The hype of tokenomics grows as fast as the entire crypto industry. What is tokenomics? It is an umbrella term that represents all the economics behind a certain token or cryptocurrency. In this field, the most analyzed data is cryptocurrency minting and burning. These are the two quintessential factors to comprehending the economics of a project. This article covers the basics behind tokenomics and discusses token minting. In the next article of this series, we will discuss token burning, as well as its impact on the token.
What are the basics of Tokenomics?
The word tokenomics is an English word that originates from the merge of the two words; 'token' and 'economics'. It refers to the sustainability of a project and can be a great indicator of how a project works. Furthermore, it is often used to establish the worth of a particular project or digital asset. The economics behind a token is typically more complex than traditional economics. As such, it has received its own term. The reason for this additional difficulty is due to projects having the capacity to now destroy money. In traditional finance, you regard the in + outflow of money to ensure a company is profitable. However, in cryptocurrency, the money is programmable. This adds numerous additional factors to the equation. For instance, cryptos are destroyable, printable, and expirable. Furthermore, the decisions are taken for a project work differently.
Most projects in cryptocurrency rely on two main factors, even shitcoins rely on these basic tokenomic factors. Minting, which we will cover in this article, and burning, which we will cover in the next. These two terms contribute to the market cap of a project by modifying the total supply. But what is token minting exactly and how does it work?
Token Minting
Token minting is a part of tokenomics and refers to the process of digitally 'printing' more cryptos. It is employed by various projects to reward active users, keep the project sustainable, or grow sustainably. The minting feature essentially works as follows;
Primarily, the platform creates a smart contract with a pre-determined set of rules. Next, the user, or project interacts with the platform in the desired way to mint more cryptos. Lastly, the token (essentially a smart contract), verifies that the request respects the rules, and creates new tokens out of thin air.
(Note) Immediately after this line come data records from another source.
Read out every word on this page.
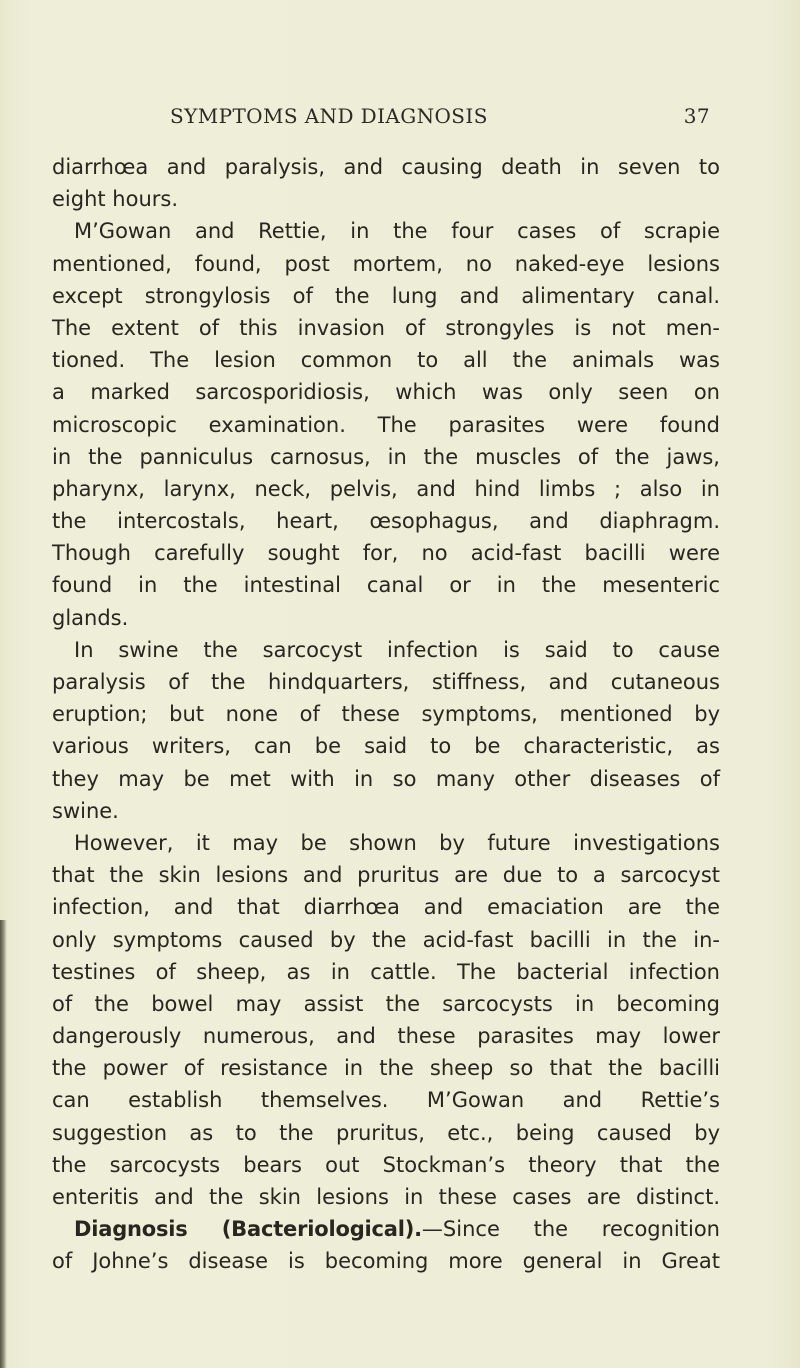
SYMPTOMS AND DIAGNOSIS	37
diarrhœa and paralysis, and causing death in seven to
eight hours.
M’Gowan and Rettie, in the four cases of scrapie
mentioned, found, post mortem, no naked-eye lesions
except strongylosis of the lung and alimentary canal.
The extent of this invasion of strongyles is not men-
tioned. The lesion common to all the animals was
a marked sarcosporidiosis, which was only seen on
microscopic examination. The parasites were found
in the panniculus carnosus, in the muscles of the jaws,
pharynx, larynx, neck, pelvis, and hind limbs ; also in
the intercostals, heart, œsophagus, and diaphragm.
Though carefully sought for, no acid-fast bacilli were
found in the intestinal canal or in the mesenteric
glands.
In swine the sarcocyst infection is said to cause
paralysis of the hindquarters, stiffness, and cutaneous
eruption; but none of these symptoms, mentioned by
various writers, can be said to be characteristic, as
they may be met with in so many other diseases of
swine.
However, it may be shown by future investigations
that the skin lesions and pruritus are due to a sarcocyst
infection, and that diarrhœa and emaciation are the
only symptoms caused by the acid-fast bacilli in the in-
testines of sheep, as in cattle. The bacterial infection
of the bowel may assist the sarcocysts in becoming
dangerously numerous, and these parasites may lower
the power of resistance in the sheep so that the bacilli
can establish themselves. M’Gowan and Rettie’s
suggestion as to the pruritus, etc., being caused by
the sarcocysts bears out Stockman’s theory that the
enteritis and the skin lesions in these cases are distinct.
Diagnosis (Bacteriological).—Since the recognition
of Johne’s disease is becoming more general in Great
Access to this function is typically either kept by a project or renounced to another smart contract. If the team keeps control of the mint function, they can essentially create as many tokens as they wish. This is not optimal as the project keeps full control of its tokenomics. Alternatively, if it is controlled by a smart contract, the rules for printing are either pre-determined, community-controlled, or publicly visible. Therefore, having the minting controlled by a smart contract is typically better than the team keeping full control over it.
Real-Life Examples
This process is recyclable and used across numerous different use cases. For instance, the famous stablecoin USDT works by having their customers transfer dollars to their bank accounts. Once the dollar arrives, a bot automatically prints USDT and transfers it to the user's desired account. This means that USDT as a company has total control of the printing of USD Tether.
Let's look at another example, MakerDAO. They released a stablecoin called DAI, which works in a decentralized manner. Furthermore, DAI runs based on decisions taken from the DAO of the Maker protocol. The tokenomics behind DAI are unique they enable the user to take decisions for the future of DAI, as long as they are part of the maker protocol. Therefore, a community owned & run, stablecoin.
Be aware, this does not necessarily mean that one project or the other will be more sustainable. However, it can be said with full certainty, DAI is much more transparent compared to USDT. Furthermore, as DAI is owned and run by the community, if it breaks from the peg, it would be their own fault. Whereas if USDT loses peg, the reason is bad management by the Tether company. Users would have little to no ability to change anything in this regard.